La excelencia militar de los tercios no iba a bastar ante unas campañas prolongadas que se convertirían en sucesión de largos asedios, necesidad de muchas guarniciones y contribución de tropas mucho más numerosas de flamencos y alemanes, lo que suponía un derroche de dinero que Madrid, debiendo atender a otros escenarios, no podía soportar, aunque sus contrarios quedasen igualmente exhaustos. Entre 1571 y 1573 los tercios no fueron pagados ni una sola vez, lo que los hería tanto física como moralmente porque, en su mentalidad, la paga les distinguía de los bandoleros. Entonces comenzó la serie de desastrosos motines que arruinaban gran parte de sus logros. España debía atender al siempre amenazador frente otomano y, entre 1568 y 1571, a la rebelión morisca de Granada, así como a la creciente piratería e incursiones de franceses, ingleses y holandeses en América. El ejército de Alba tenía otro talón de Aquiles en el mar, pues solo disponía de una flotilla frente al poder naval de sus enemigos en la zona. Sin contar el clima húmedo, inhabitual para los hispanos, el agua siempre presente en Holanda, ríos caudalosos de difícil cruce y pantanos, que anulaban en buena medida la agilidad maniobrera de los tercios.

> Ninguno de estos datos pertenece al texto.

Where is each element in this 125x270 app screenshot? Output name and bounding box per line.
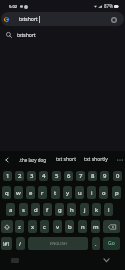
button[interactable]: txt short [52,151,80,168]
button[interactable]: Space [28,237,88,250]
staticText: n [81,223,85,231]
button[interactable]: y [63,186,72,199]
button[interactable]: x [28,220,37,233]
staticText: txtshort [19,16,38,23]
staticText: x [31,223,35,231]
staticText: ENGLISH [50,241,67,246]
button[interactable]: p [112,186,121,199]
staticText: k [95,206,99,214]
staticText: y [66,189,70,197]
staticText: txt shortly [84,156,108,163]
staticText: i [91,189,93,197]
staticText: .the lazy dog [19,157,46,163]
button[interactable]: w [14,186,23,199]
staticText: j [84,206,86,214]
staticText: b [68,223,72,231]
button[interactable]: b [65,220,74,233]
button[interactable]: 7 [76,171,85,181]
button[interactable]: g [55,203,64,216]
button[interactable]: Previous suggestions [0,151,13,168]
button[interactable]: Clear query [108,14,119,25]
staticText: 1 [6,172,10,180]
button[interactable]: Shift [1,220,13,233]
button[interactable]: 4 [39,171,48,181]
staticText: e [29,189,33,197]
button[interactable]: l [104,203,113,216]
button[interactable]: e [26,186,35,199]
staticText: / [19,240,22,247]
staticText: 4 [42,172,46,180]
button[interactable]: r [38,186,47,199]
staticText: 3 [30,172,34,180]
button[interactable]: txt shortly [80,151,111,168]
staticText: . [95,240,97,247]
button[interactable]: 5 [52,171,61,181]
button[interactable]: i [87,186,96,199]
staticText: z [18,223,21,231]
staticText: p [115,189,119,197]
button[interactable]: !#1 [1,237,12,250]
button[interactable]: More suggestions [114,151,125,168]
button[interactable]: Go [103,237,120,250]
staticText: c [43,223,46,231]
staticText: d [34,206,38,214]
staticText: r [41,189,44,197]
staticText: 5 [55,172,59,180]
button[interactable]: q [2,186,11,199]
button[interactable]: 3 [27,171,36,181]
button[interactable]: z [15,220,24,233]
button[interactable]: 1 [3,171,12,181]
button[interactable]: / [16,237,25,250]
staticText: 2 [18,172,22,180]
button[interactable]: txtshort [1,12,124,26]
staticText: 6 [67,172,71,180]
staticText: w [16,189,21,197]
button[interactable]: v [53,220,62,233]
button[interactable]: Change keyboard [9,256,20,265]
staticText: v [56,223,60,231]
button[interactable]: .the lazy dog [13,151,52,168]
button[interactable]: j [80,203,89,216]
staticText: t [54,189,57,197]
staticText: l [108,206,110,214]
button[interactable]: s [19,203,28,216]
staticText: f [46,206,49,214]
button[interactable]: 2 [15,171,24,181]
button[interactable]: 8 [88,171,97,181]
staticText: h [70,206,74,214]
button[interactable]: . [92,237,100,250]
button[interactable]: Hide keyboard [101,254,112,265]
button[interactable]: 0 [113,171,122,181]
staticText: q [5,189,9,197]
staticText: 0 [116,172,120,180]
staticText: m [93,223,99,231]
staticText: o [102,189,106,197]
button[interactable]: c [40,220,49,233]
staticText: u [78,189,82,197]
button[interactable]: Backspace [103,220,120,233]
button[interactable]: k [92,203,101,216]
staticText: g [58,206,62,214]
staticText: Go [108,240,115,247]
button[interactable]: t [51,186,60,199]
button[interactable]: txtshort [0,28,125,42]
staticText: txtshort [17,32,36,39]
staticText: 5:02 [9,4,17,9]
button[interactable]: 6 [64,171,73,181]
button[interactable]: u [75,186,84,199]
button[interactable]: 9 [100,171,109,181]
button[interactable]: h [67,203,76,216]
button[interactable]: o [99,186,108,199]
staticText: !#1 [3,241,10,247]
button[interactable]: n [78,220,87,233]
staticText: 87% [104,3,113,9]
staticText: a [9,206,13,214]
staticText: 9 [103,172,107,180]
button[interactable]: m [91,220,100,233]
staticText: 7 [79,172,83,180]
button[interactable]: f [43,203,52,216]
button[interactable]: a [6,203,15,216]
staticText: 8 [91,172,95,180]
button[interactable]: d [31,203,40,216]
staticText: s [22,206,25,214]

Guillermo diseñó una gran estrategia buscando el auxilio de los alemanes protestantes, los hugonotes franceses, Inglaterra y los turcos, con invasiones simultáneas desde Alemania, Francia y el mar. Mandó un agente al sultán turco Selim II para incitarle a atacar a España, sin éxito inmediato. A la larga, este conjunto de fuerzas, más las distancias y condiciones adversas volvían muy arduo para España ganar la contienda (duraría ochenta años, con intermitencias); y no menos arduo desembarazarse de ella, pues sus enemigos usarían cualquier retroceso español como palanca para nuevos ataques. Si Carlos I hubiera mantenido Flandes en el Sacro Imperio, España se habría ahorrado quizá una infernal complicación, aunque tampoco es seguro, pues los problemas de otomanos y protestantes, y secundariamente América, que codiciaban otras potencias, estaban demasiado entrelazados.